= Bari Malik =

Pakistani film producer and studio owner (1918-2015)

Bari Malik (1918 - 22 December 2015) was a film studio owner and a film producer of Pakistan.

==Biography==
His birth name was Malik Ghulam Bari. Bari Malik was the older brother of Niaz Ali Malik, who was also an acclaimed film producer and distributor in Karachi. Bari Malik married three times, his first wife was Suraiya who was the ex-wife of Nasir Khan, Dilip Kumar's brother. His second wife was film actress Najma. Bari Malik and Najma together had three sons and one daughter, Raheel, Samia, Khurram and Zaraq. Later in his life, he married film actress Saloni and the two of them had two daughters, Maryam and Amber.

==Career==
Bari Malik was considered one of the pioneers of the Pakistani film industry. A couple of his initial films Mahi Munda (1956) and Yakke Wali became huge commercial successes and earned him a lot of money. He ended up building his own film studio called Bari Studios in Lahore with his earnings.
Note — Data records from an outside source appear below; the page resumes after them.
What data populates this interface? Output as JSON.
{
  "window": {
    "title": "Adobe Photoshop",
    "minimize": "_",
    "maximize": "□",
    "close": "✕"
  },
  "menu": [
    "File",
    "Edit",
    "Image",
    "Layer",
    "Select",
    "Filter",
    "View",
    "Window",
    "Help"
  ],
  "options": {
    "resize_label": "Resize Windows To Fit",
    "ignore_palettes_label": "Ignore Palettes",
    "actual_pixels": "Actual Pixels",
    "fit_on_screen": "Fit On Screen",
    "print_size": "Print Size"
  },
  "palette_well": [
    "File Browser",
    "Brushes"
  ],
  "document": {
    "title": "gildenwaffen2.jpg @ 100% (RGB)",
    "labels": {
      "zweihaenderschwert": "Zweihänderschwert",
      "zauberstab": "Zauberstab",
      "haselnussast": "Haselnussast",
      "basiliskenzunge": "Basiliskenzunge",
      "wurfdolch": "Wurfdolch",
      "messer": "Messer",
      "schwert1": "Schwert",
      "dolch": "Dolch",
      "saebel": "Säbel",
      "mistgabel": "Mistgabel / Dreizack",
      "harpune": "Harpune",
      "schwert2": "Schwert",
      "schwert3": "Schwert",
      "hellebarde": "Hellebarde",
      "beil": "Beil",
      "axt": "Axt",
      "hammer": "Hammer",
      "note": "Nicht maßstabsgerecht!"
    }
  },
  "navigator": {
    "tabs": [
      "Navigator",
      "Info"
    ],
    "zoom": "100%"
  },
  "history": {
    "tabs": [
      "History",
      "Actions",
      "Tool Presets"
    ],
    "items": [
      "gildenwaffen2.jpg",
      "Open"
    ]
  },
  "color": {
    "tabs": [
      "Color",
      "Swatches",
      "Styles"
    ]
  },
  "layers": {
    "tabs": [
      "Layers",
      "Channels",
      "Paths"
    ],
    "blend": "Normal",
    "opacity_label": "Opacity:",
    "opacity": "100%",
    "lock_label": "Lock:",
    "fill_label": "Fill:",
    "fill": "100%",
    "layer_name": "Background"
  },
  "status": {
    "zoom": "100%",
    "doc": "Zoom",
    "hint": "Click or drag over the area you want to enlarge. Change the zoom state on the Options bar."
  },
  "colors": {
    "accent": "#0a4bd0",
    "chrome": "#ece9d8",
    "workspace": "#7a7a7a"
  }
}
He also became controversial in Pakistan by first importing an Indian film in 1954, Jaal. Many local film industry people got upset over this because they felt that the local film industry was not given enough time yet to establish itself in its early days. Street protests resulted in Lahore, Pakistan and this was later named Jaal movement by the local news media in 1954.

==Filmography==
===As a producer===
- Mahi Munda (1956)
- Yakke Wali (1957)
- Sehti (1957)
- Yaar Beli (1959)
- Doosri Shadi (1968)

==Death and legacy==
Bari Malik died on 22 December 2015 in Lahore, Pakistan at the age of 97. He was buried in Gulberg, Lahore. Many Pakistani film personalities attended his funeral who called his death a big loss for the Pakistani film industry.